Alabama fretted that Douglas would not be ready for the internecine meeting with Auburn. He spent Wednesday and Thursday in the infirmary, battling the flu. On Friday he looked at his wasted body and claimed the flu had won. "I can see my ribs," he said.

Meanwhile a wayward tourist might have assumed the town of Auburn had adopted "17-16" as its motto. This and other graffiti alluding to Auburn's football victory over Alabama last season were plastered all over the city. Alabama faithful countered by telling Auburn jokes to all who would listen. Sample: "An Auburn man with a frog on his head walked into a doctor's office. Said the frog: 'Doc, can you take this wart off me?' "

As it was, Auburn was looking at Douglas' ribs for most of the night. He blocked 12 shots, and the Crimson Tide broke open the game in the second half. "I quit coaching so much and let them play," kidded Newton, who had worried at halftime because his team held a slim five-point lead. "I thought our coaching sort of handicapped them in the first half. We kept quiet in the second."

Hudson finished with 10 points. Cleveland, only a sophomore, scored 15 and played both guard and forward, and Odums finished with 20 and seven assists. Nicknamed Flash, Odums played defense as if he were a store detective after a woman wearing a hat with a dangling price tag.

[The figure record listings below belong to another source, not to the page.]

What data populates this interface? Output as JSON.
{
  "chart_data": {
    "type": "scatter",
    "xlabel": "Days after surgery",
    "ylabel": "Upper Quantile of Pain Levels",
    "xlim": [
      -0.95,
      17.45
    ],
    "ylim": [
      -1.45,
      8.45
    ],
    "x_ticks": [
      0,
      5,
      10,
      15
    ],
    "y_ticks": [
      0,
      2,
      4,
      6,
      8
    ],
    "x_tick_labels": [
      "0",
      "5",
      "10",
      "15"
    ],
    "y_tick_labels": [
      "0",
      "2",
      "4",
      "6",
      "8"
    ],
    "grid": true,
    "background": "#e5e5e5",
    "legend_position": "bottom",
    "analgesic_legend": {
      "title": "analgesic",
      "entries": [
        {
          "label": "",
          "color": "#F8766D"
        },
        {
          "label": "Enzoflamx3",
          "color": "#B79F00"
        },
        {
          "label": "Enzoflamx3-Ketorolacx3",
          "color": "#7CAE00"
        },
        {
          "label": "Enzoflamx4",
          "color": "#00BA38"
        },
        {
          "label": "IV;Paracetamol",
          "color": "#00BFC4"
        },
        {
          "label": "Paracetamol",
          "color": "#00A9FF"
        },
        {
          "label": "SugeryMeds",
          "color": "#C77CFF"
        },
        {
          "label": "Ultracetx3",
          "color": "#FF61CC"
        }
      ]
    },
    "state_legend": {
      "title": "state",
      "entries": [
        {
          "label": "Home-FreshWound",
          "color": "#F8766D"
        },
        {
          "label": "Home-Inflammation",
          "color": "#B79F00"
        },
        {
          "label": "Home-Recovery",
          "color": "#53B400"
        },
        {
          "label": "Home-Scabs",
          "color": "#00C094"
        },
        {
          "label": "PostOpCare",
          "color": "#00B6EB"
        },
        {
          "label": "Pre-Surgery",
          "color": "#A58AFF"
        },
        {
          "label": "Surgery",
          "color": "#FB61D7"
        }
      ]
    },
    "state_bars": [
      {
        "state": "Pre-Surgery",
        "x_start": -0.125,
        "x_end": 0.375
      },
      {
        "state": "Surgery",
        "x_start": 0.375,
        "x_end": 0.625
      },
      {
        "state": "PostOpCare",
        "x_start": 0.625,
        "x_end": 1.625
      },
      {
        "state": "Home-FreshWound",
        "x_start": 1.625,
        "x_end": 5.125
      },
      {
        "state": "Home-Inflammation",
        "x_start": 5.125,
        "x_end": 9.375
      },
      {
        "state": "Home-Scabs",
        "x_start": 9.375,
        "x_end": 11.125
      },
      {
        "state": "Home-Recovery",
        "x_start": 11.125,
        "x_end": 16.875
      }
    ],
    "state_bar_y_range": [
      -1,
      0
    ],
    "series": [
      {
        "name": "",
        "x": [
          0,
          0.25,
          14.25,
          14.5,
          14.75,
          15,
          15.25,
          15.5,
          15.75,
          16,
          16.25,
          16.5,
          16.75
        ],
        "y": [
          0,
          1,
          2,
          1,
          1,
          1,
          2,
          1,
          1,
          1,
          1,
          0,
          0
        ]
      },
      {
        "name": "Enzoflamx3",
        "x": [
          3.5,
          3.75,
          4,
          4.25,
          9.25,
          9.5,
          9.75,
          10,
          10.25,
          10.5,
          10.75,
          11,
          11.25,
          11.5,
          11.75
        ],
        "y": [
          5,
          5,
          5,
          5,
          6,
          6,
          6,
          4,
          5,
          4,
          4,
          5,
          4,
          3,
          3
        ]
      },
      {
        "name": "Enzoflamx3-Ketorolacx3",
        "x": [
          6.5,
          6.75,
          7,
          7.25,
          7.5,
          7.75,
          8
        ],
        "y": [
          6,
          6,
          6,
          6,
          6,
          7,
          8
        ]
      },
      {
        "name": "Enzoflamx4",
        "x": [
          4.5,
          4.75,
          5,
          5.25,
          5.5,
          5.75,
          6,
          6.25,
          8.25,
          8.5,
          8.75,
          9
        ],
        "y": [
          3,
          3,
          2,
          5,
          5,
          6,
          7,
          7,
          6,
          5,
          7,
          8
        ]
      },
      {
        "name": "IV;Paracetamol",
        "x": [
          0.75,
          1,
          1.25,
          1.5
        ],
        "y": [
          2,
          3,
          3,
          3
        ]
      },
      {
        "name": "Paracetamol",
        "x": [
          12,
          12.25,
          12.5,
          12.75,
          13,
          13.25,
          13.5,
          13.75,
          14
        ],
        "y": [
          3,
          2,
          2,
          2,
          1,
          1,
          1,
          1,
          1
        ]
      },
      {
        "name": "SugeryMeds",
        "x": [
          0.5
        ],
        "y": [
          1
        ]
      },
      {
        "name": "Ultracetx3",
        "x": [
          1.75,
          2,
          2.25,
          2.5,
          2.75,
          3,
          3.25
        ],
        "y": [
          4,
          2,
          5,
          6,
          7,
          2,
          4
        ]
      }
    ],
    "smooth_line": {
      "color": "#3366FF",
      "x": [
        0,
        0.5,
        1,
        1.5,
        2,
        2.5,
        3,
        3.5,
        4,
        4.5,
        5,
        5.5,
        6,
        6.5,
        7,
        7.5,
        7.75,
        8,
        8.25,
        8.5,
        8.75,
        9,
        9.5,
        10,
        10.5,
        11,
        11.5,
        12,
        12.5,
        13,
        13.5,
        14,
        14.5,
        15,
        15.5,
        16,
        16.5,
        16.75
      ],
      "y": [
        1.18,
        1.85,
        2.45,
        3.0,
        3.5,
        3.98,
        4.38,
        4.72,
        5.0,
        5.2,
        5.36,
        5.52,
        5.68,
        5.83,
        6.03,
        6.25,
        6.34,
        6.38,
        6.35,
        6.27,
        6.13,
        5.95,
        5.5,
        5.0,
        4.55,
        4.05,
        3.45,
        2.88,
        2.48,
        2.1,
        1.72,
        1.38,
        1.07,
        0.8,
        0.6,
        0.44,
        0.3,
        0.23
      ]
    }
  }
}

The first seven players on the team are from Alabama, a state which once had the reputation of producing basketball players who had the reliability of a motel soft-drink machine. Now Newton reaps the best of a good crop, although he rues two prize dishes that got away, Allen Murphy to Louisville and Clarence Jones to Memphis State. Right now the talk around Tuscaloosa is that Alabama has a good chance to recruit T. R. Dunn, a Birmingham high school player said to be the best in the state. C. M. plus T. R. might mean the NCAA.

As a recruiter Newton has some provocative lures. The team plays in the Memorial Coliseum, which seats 15,043 people, and lives in Paul Bryant Hall, the luxurious athletic dormitory featuring a fountain and flaming torches at its entrance. At the training table the gladiators eat steak. "Once in awhile we have lobster or stuffed flounder," says sixth man Paul Ellis. "But the neat things are the bathrooms; they have heated tiles so your feet don't get cold in the morning."

Now that Alabama has eliminated its cold feet, all of its worlds are closer together. Nicely. Even law and order is a winner. Last week someone broke into the Alabama equipment room and stole a basketball. He got the only ball in the room with a leaky valve, leaving the thief as disappointed as Robert Shelton. The Wizard says he'll never go to another game—but those white sheets aren't in anymore in Alabama, anyway.